To the extent that we can ever be free of this mental inclination, this desire to have something else or to be somewhere else, the most important step is to first become aware of it. To be the observer of our own mind, watching as it claws its way out of the here and now in pursuit of momentary comfort elsewhere.
In a world of such vast possibilities, it's essential to make a deliberate effort to slow down and refrain from filling every waking second of our lives with an input, a distraction. Failing to do so will only lead to further decaying of our attention spans as we switch from one input to another at an ever-increasing rate.
In If, the famous Victorian-era poem, Kipling urges his son to seize the present moment, to "fill the unforgiving minute with sixty seconds' worth of distance run." Today, the unforgiving minute is nowhere to be found. It's been shattered into a thousand tiny pieces that we frantically attempt to engage with all at once.
If we are ever to rediscover it and escape this fragmented existence, Mihaly Csikszentmihalyi's concept of the 'flow state' offers a compelling antidote. Referring to a mental state of complete immersion and focus in an activity, flow represents the height of presence, where time seems to vanish and our sense of self temporarily dissolves. It is the epitome of being fully engaged in the here and now.
But actually obtaining such a mental state requires time and space to figure out which activities or circumstances can ignite it. And if we are ever to do so, we must be willing to embrace the finitude of our own existence and make a conscious choice in how we spend our time. By recognising that we do not have forever, and therefore, no matter how enticing, cannot engage with everything the digital world has to offer, we're forced to be more protective of our limited time.
If you knew you were to die tomorrow, would you continue to scatter your mind across the myriad of junk that your social media feeds present to you as if in any way relevant to your life? Would you continue to immerse your mind in a news environment that shows you nothing but the very worst of mankind?
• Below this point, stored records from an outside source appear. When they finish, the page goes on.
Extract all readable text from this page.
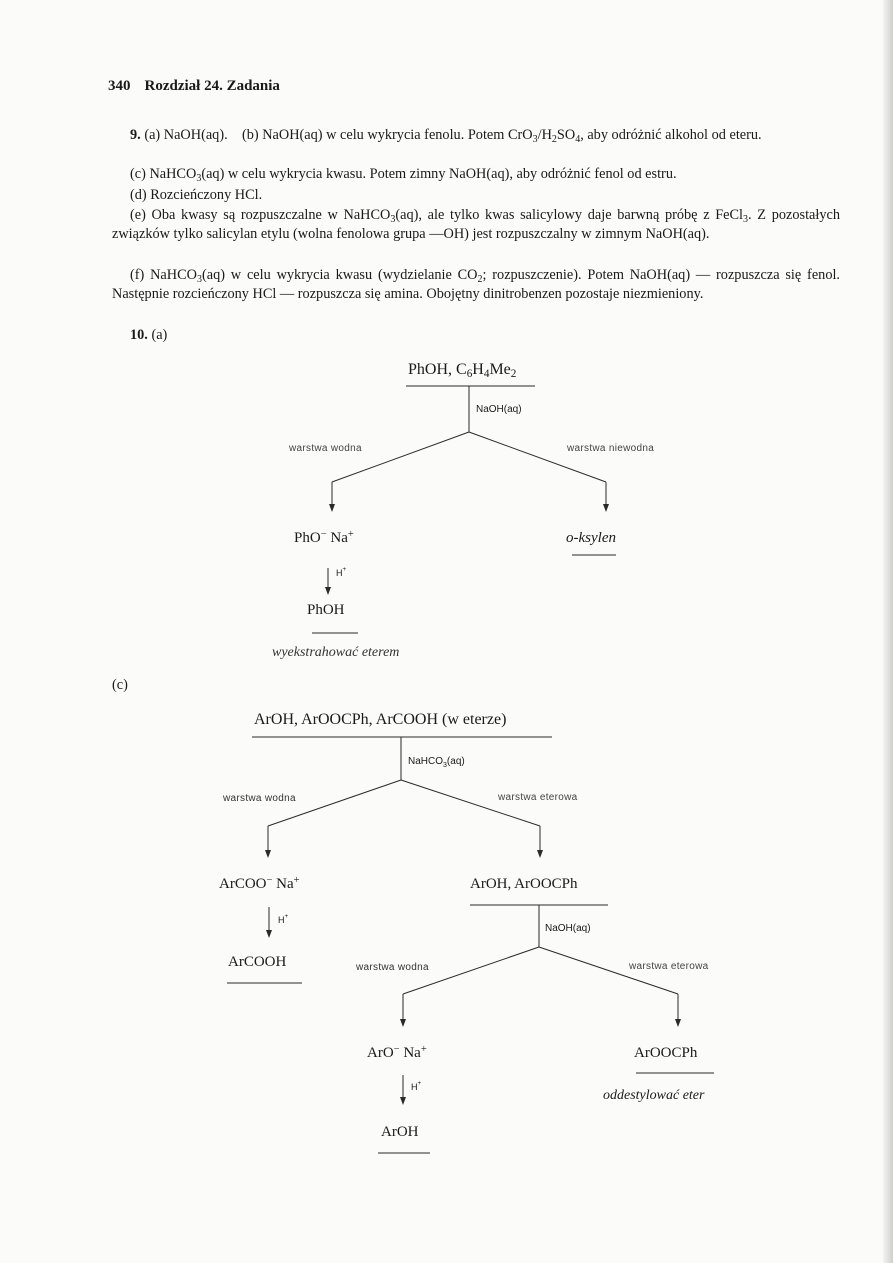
340 Rozdział 24. Zadania

9. (a) NaOH(aq). (b) NaOH(aq) w celu wykrycia fenolu. Potem $CrO_3/H_2SO_4$, aby odróżnić alkohol od eteru.

(c) NaHCO$_3$(aq) w celu wykrycia kwasu. Potem zimny NaOH(aq), aby odróżnić fenol od estru.

(d) Rozcieńczony HCl.

(e) Oba kwasy są rozpuszczalne w NaHCO$_3$(aq), ale tylko kwas salicylowy daje barwną próbę z FeCl$_3$. Z pozostałych związków tylko salicylan etylu (wolna fenolowa grupa —OH) jest rozpuszczalny w zimnym NaOH(aq).

(f) NaHCO$_3$(aq) w celu wykrycia kwasu (wydzielanie $CO_2$; rozpuszczenie). Potem NaOH(aq) — rozpuszcza się fenol. Następnie rozcieńczony HCl — rozpuszcza się amina. Obojętny dinitrobenzen pozostaje niezmieniony.

10. (a)
PhOH, $C_6H_4Me_2$
NaOH(aq)
warstwa wodna	warstwa niewodna
PhO− Na+	o-ksylen
H+
PhOH
wyekstrahować eterem
(c)
ArOH, ArOOCPh, ArCOOH (w eterze)
NaHCO$_3$(aq)
warstwa wodna	warstwa eterowa
ArCOO− Na+	ArOH, ArOOCPh
H+
ArCOOH
NaOH(aq)
warstwa wodna	warstwa eterowa
ArO− Na+	ArOOCPh
H+
oddestylować eter
ArOH
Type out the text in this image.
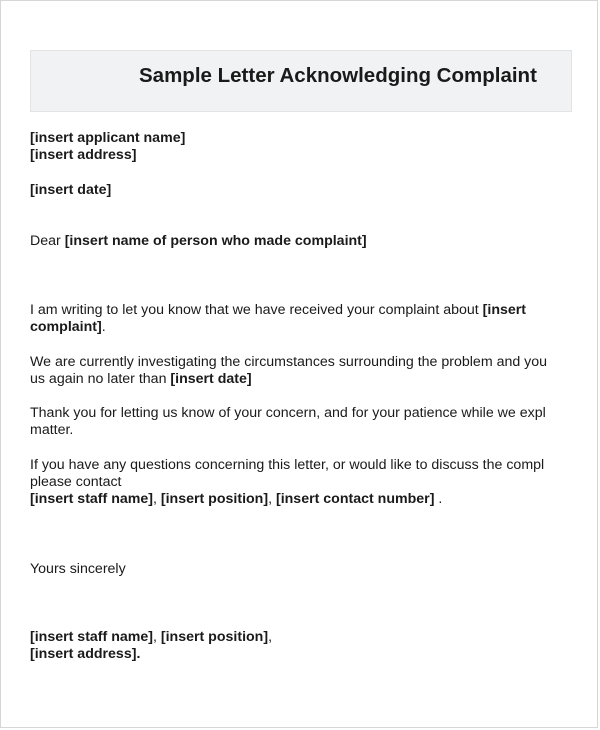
Sample Letter Acknowledging Complaint
[insert applicant name]
[insert address]
[insert date]
Dear [insert name of person who made complaint]
I am writing to let you know that we have received your complaint about [insert
complaint].
We are currently investigating the circumstances surrounding the problem and you
us again no later than [insert date]
Thank you for letting us know of your concern, and for your patience while we expl
matter.
If you have any questions concerning this letter, or would like to discuss the compl
please contact
[insert staff name], [insert position], [insert contact number] .
Yours sincerely
[insert staff name], [insert position],
[insert address].
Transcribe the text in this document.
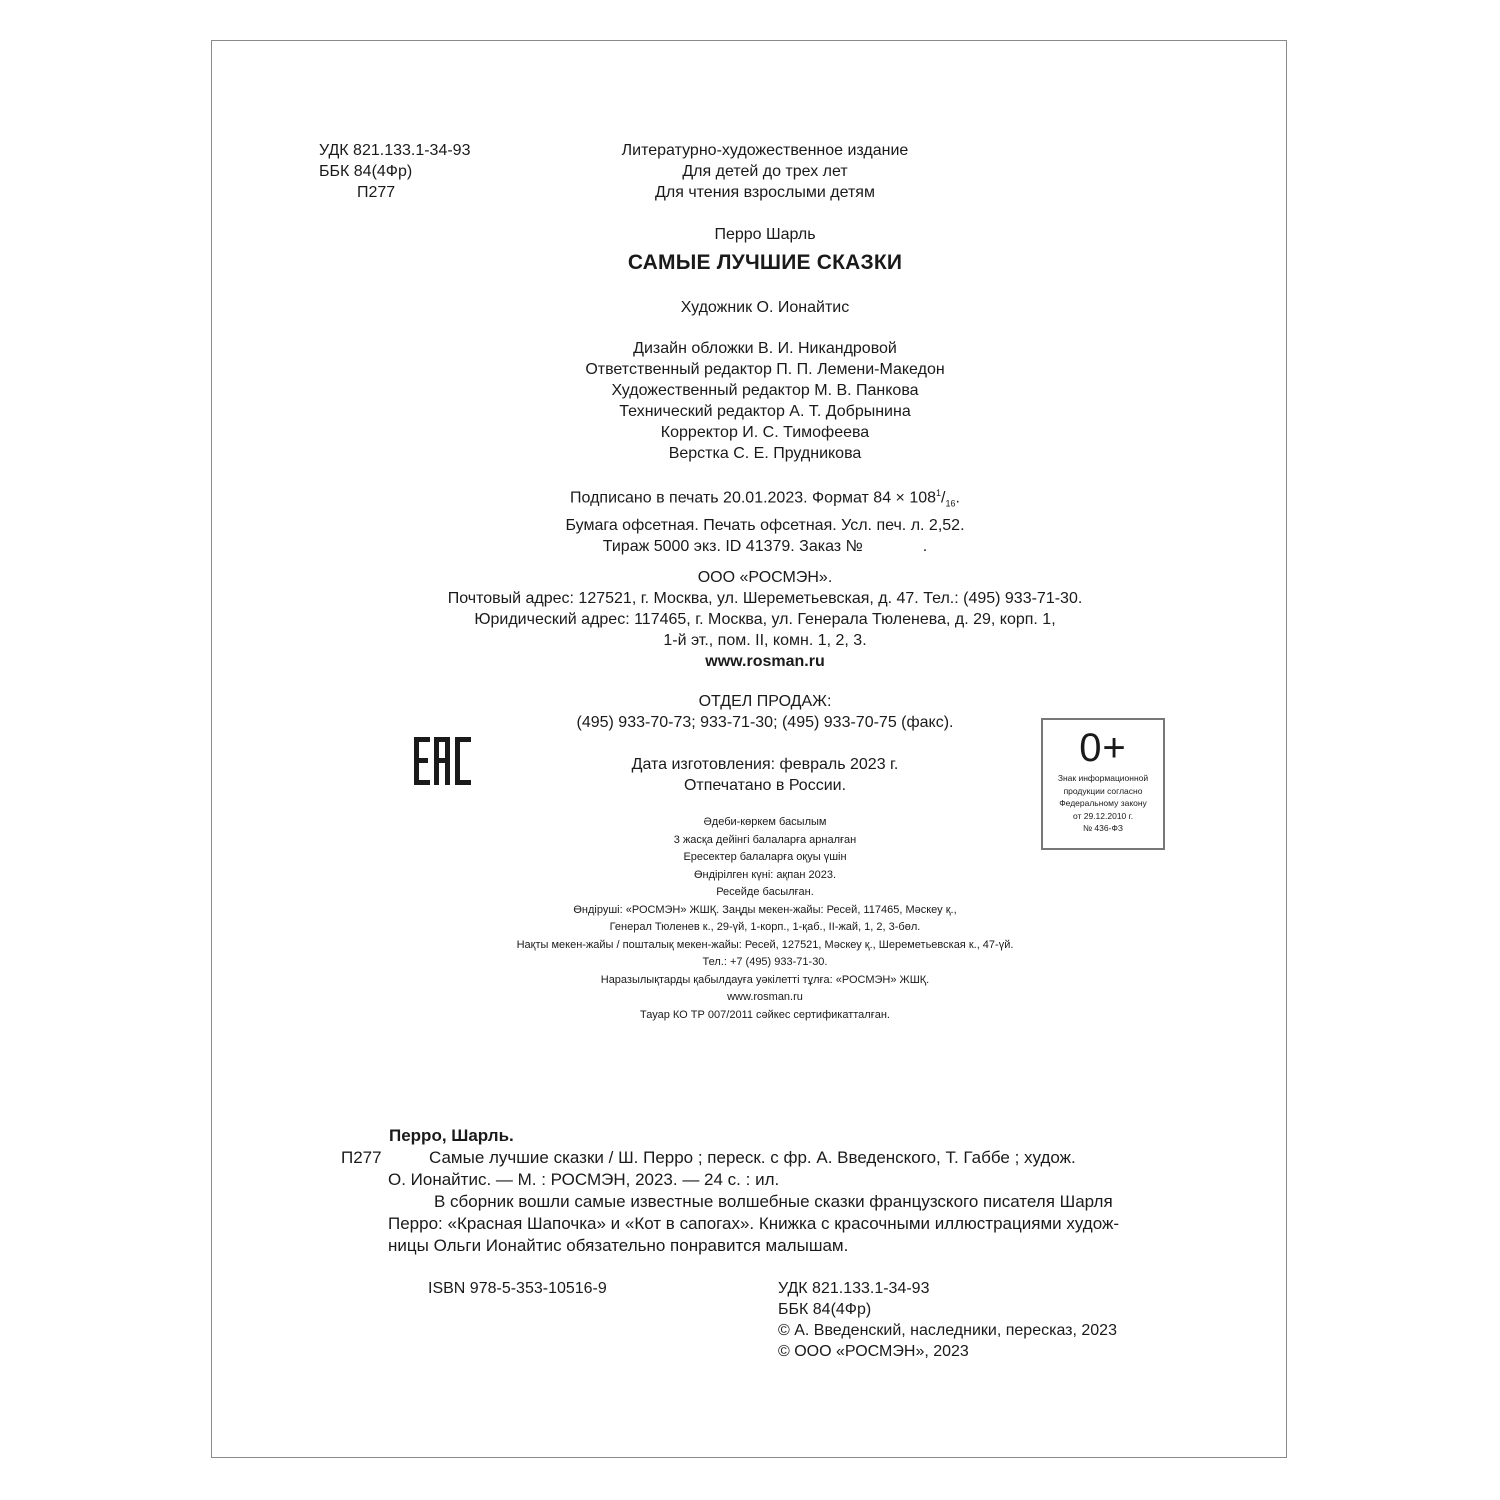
УДК 821.133.1-34-93
ББК 84(4Фр)
П277
Литературно-художественное издание
Для детей до трех лет
Для чтения взрослыми детям
Перро Шарль
САМЫЕ ЛУЧШИЕ СКАЗКИ
Художник О. Ионайтис
Дизайн обложки В. И. Никандровой
Ответственный редактор П. П. Лемени-Македон
Художественный редактор М. В. Панкова
Технический редактор А. Т. Добрынина
Корректор И. С. Тимофеева
Верстка С. Е. Прудникова
Подписано в печать 20.01.2023. Формат $84 \times 108^1/_{16}$.
Бумага офсетная. Печать офсетная. Усл. печ. л. 2,52.
Тираж 5000 экз. ID 41379. Заказ №	.
ООО «РОСМЭН».
Почтовый адрес: 127521, г. Москва, ул. Шереметьевская, д. 47. Тел.: (495) 933-71-30.
Юридический адрес: 117465, г. Москва, ул. Генерала Тюленева, д. 29, корп. 1,
1-й эт., пом. II, комн. 1, 2, 3.
www.rosman.ru
ОТДЕЛ ПРОДАЖ:
(495) 933-70-73; 933-71-30; (495) 933-70-75 (факс).
Дата изготовления: февраль 2023 г.
Отпечатано в России.
0+
Знак информационной
продукции согласно
Федеральному закону
от 29.12.2010 г.
№ 436-ФЗ
Әдеби-көркем басылым
3 жасқа дейінгі балаларға арналған
Ересектер балаларға оқуы үшін
Өндірілген күні: ақпан 2023.
Ресейде басылған.
Өндіруші: «РОСМЭН» ЖШҚ. Заңды мекен-жайы: Ресей, 117465, Мәскеу қ.,
Генерал Тюленев к., 29-үй, 1-корп., 1-қаб., II-жай, 1, 2, 3-бөл.
Нақты мекен-жайы / пошталық мекен-жайы: Ресей, 127521, Мәскеу қ., Шереметьевская к., 47-үй.
Тел.: +7 (495) 933-71-30.
Наразылықтарды қабылдауға уәкілетті тұлға: «РОСМЭН» ЖШҚ.
www.rosman.ru
Тауар КО ТР 007/2011 сәйкес сертификатталған.
Перро, Шарль.
П277	Самые лучшие сказки / Ш. Перро ; переск. с фр. А. Введенского, Т. Габбе ; худож.
О. Ионайтис. — М. : РОСМЭН, 2023. — 24 с. : ил.
В сборник вошли самые известные волшебные сказки французского писателя Шарля
Перро: «Красная Шапочка» и «Кот в сапогах». Книжка с красочными иллюстрациями худож-
ницы Ольги Ионайтис обязательно понравится малышам.
ISBN 978-5-353-10516-9	УДК 821.133.1-34-93
ББК 84(4Фр)
© А. Введенский, наследники, пересказ, 2023
© ООО «РОСМЭН», 2023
Or instead, would you focus on what truly matters to you and disregard all the irrelevancies that seek to detach your mind from the present.
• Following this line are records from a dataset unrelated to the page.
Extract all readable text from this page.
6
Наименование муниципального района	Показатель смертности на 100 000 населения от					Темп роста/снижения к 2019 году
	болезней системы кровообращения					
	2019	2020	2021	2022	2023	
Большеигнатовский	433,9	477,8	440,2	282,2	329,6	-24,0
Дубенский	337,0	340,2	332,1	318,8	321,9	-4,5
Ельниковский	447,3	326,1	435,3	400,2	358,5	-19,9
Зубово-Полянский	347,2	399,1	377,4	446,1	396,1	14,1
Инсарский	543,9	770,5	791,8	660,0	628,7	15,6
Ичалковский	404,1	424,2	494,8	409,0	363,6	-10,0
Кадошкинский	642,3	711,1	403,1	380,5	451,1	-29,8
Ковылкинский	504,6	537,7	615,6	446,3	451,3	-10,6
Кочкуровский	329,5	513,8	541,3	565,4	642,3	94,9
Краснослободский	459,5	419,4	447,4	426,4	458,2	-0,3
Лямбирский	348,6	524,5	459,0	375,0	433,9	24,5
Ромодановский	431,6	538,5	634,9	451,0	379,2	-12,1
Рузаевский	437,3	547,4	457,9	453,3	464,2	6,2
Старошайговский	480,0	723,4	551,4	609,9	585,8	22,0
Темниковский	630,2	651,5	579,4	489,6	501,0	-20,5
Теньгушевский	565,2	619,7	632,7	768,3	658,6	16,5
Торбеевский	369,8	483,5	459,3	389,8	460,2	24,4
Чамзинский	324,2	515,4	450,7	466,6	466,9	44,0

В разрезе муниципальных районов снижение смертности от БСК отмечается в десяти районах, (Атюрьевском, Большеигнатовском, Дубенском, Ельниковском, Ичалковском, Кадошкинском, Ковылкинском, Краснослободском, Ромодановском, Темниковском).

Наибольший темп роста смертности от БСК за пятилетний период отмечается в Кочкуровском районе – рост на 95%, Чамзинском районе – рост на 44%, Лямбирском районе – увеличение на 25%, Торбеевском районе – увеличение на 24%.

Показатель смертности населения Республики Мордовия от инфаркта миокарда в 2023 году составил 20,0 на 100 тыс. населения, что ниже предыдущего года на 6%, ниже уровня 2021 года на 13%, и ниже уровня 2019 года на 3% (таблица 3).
But more than all of this, cultivating presence in the here and now is so essential because it quite literally is all that our life will ever be. As Oliver Burkeman writes, “your experience of being alive consists of nothing other than the sum of everything to which you pay attention to. At the end of your life, looking back, whatever compelled your attention from moment to moment is simply what your life will have been.”
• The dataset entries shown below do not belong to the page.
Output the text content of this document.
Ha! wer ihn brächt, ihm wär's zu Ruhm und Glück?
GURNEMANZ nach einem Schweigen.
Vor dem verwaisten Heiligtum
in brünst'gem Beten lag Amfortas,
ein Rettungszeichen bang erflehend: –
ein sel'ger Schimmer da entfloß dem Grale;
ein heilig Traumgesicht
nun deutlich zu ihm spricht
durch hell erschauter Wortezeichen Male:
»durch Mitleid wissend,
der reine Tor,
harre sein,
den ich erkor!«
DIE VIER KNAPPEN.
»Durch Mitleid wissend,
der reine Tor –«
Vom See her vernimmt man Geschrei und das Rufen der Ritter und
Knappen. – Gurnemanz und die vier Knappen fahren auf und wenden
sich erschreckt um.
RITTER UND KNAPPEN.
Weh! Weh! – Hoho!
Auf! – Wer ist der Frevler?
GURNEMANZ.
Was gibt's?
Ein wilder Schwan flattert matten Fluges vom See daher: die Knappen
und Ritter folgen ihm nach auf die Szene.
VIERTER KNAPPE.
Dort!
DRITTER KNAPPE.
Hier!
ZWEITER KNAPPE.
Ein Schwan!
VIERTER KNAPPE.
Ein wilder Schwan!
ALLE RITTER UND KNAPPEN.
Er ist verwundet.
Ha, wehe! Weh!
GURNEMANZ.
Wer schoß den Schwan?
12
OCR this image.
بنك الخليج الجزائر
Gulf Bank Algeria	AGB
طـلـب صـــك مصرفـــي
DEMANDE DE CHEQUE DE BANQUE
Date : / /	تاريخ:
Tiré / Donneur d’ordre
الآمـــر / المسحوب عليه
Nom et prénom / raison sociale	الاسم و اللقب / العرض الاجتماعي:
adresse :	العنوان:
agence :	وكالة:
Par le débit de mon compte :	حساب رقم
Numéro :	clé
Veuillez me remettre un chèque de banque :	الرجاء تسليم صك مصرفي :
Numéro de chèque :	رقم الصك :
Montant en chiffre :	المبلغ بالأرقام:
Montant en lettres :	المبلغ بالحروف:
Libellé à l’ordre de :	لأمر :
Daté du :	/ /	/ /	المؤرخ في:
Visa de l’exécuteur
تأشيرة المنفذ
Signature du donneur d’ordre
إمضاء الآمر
And for so many today, more than ever before, these moments that mark the contours of our lives are experienced with an absent mind. A mind always in a state of anticipation, looking elsewhere for what is yet to come. Meanwhile, that which we live in expectancy of becomes the present that we disregard and passes us by unnoticed.
Naturally, Arthur Schopenhauer captured this sentiment better than I ever could in his essay on ‘the vanity of existence’:
The present is regarded as something quite temporary and serving only as the road to our goal. That is why most men discover when they look back on their life that they have the whole time been living ad interim, and are surprised to see that which they let go by so unregarded and unenjoyed was precisely their life, was precisely that in expectation of which they lived.
In the end, it seems humbling to note that, despite the many hours dedicated to writing this, the various references, quotes from philosophers with funny names, discarded drafts and many hundreds of lines written, all to say what Ferris Bueller famously captured in just two:
“Life moves pretty fast. If you don’t stop and look around once in a while, you could miss it.”